Monday Morning Alka-Seltzer - January 2013

January 28

Your word is near,

O Lord our God,

your grace is near.

Come to us, then,

with mildness and power.

Do not let us be deaf to you,

but make us receptive and open

to Jesus Christ your son,

who will come to look for us and save us

today and every day

for ever and ever.

From Your Word Is Near, by Huub Oosterhuis


January 21

I went to Abraham Lincoln’s second inaugural address for today’s meditation, an address given to a nation terribly divided. All of President Lincoln’s energies were directed toward one goal, and one goal only – our national union. He fought the war with that one purpose, a war eventually won with incalculable costs of blood.

With that in mind, here is the final paragraph of his second inaugural address delivered in one of the most dreadful of times in our nation’s history.

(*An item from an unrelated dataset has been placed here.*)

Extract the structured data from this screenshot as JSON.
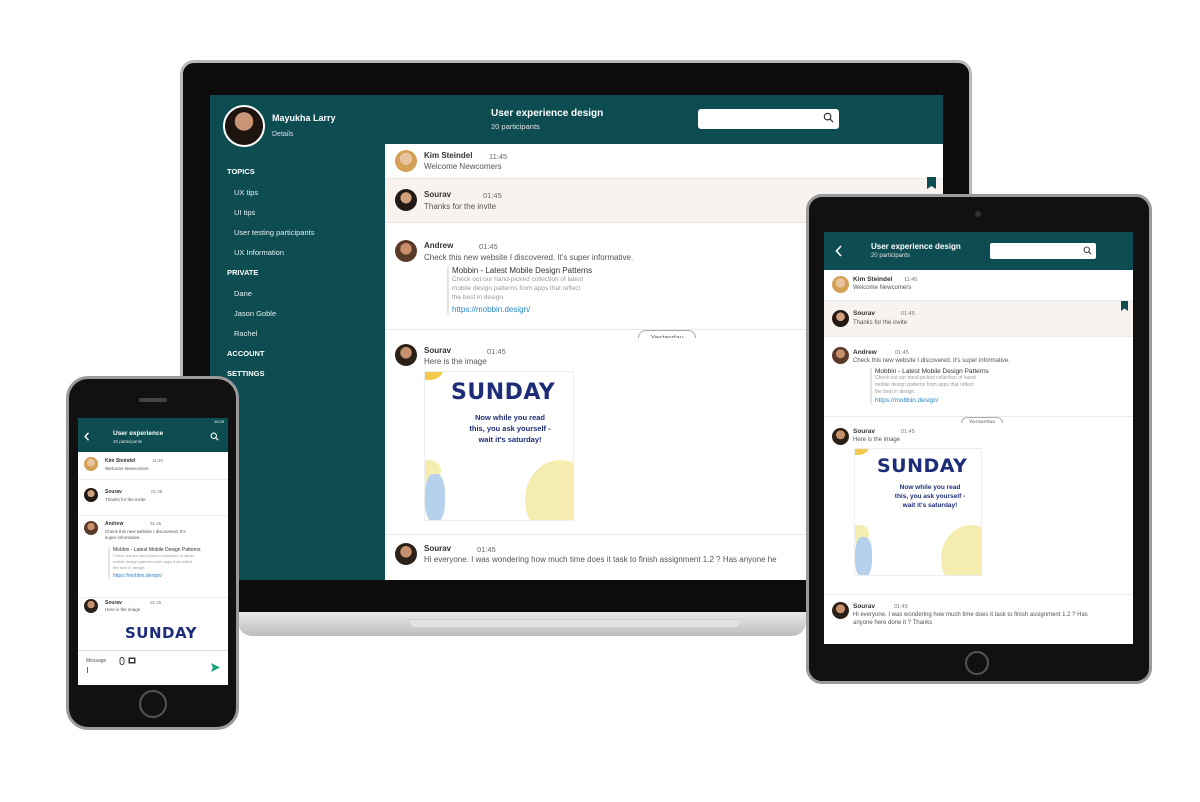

With malice toward none, with charity for all, with firmness in the right as God gives us to see the right, let us strive on to finish the work we are in, to bind up the nation's wounds, to care for him who shall have borne the battle and for his widow and his orphan, to do all which may achieve and cherish a just and lasting peace among ourselves and with all nations.


January 14

Today’s Gospel account tells us:

After John had been arrested, Jesus came to Galilee proclaiming the Gospel of God: “This is the time of fulfillment. The Kingdom of God is at hand. Repent, and believe in the Gospel.”

As he passed by the Sea of Galilee, he saw Simon and his brother Andrew casting their nets into the sea; they were fishermen. Jesus said to them, “Come after me, and I will make you fishers of men.” Then they left their nets and followed him. He walked along a little farther and saw James, the son of Zebedee, and his brother They too were in a boat mending their nets. Then he called them. So they left their father Zebedee in the boat along with the hired men and followed him.

(Mark 14:1-20)

Our challenging question is: What do I need to leave behind in order to better follow Jesus?


January 7

“It is done.

Once again the Fire has penetrated the earth.

Not with sudden crash of thunderbolt, riving the mountain-tops: does the Master break down doors to enter his own home? Without earthquake, or thunderclap: the flame has lit up the whole world from within. All things individually and collectively are penetrated and flooded by it, from the inmost core of the tiniest atom to the mighty sweep of the most universal laws of being: so naturally has it flooded every element, every energy, every connecting-link in the unity of our cosmos; that one might suppose the cosmos to have burst spontaneously into flame.

In the new humanity which is begotten today the Word prolongs the unending act of his own birth; and by virtue of his immersion in the world’s womb the great waters of the kingdom of matter have, without even a ripple, been endued with life. No visible tremor marks this inexpressible transformation; and yet, mysteriously and in very truth, at the touch of the supersubstantial Word the immense host which is the universe is made flesh. Through your own incarnation, my God, all matter is henceforth incarnate.”

Pierre Teilhard de Chardin


January 2

The Proclamation of The Nativity of Our Lord Jesus Christ

"The Twenty-Fifth Day of December, when ages beyond number had run their course from the creation of the world,when God in the beginning created heaven and earth, and formed man in his own likeness;

when century upon century had passed since the Almighty set his bow in the clouds after the Great Flood, as a sign of covenant and peace;

in the twenty-first century since Abraham, our father in faith, came out of Ur of the Chaldees;

in the thirteenth century since the People of Israel were led by Moses in the Exodus from Egypt; around the thousandth year since David was anointed King; in the sixty-fifth week of the prophet Daniel;

in the one hundred and ninety-fourth Olympiad; in the year seven hundred and fifty-two since the foundation of the City of Rome; in the forty-second year of the reign of Caesar Octavian Augustus, the whole world being at peace,

Jesus Christ, eternal God and Son of the eternal Father, desiring to consecrate the world by his most loving presence, was conceived by the Holy Spirit, and when nine months had passed since his conception, was born of the Virgin Mary in Bethlehem of Judah, and was made man:

The Nativity of Our Lord Jesus Christ according to the flesh."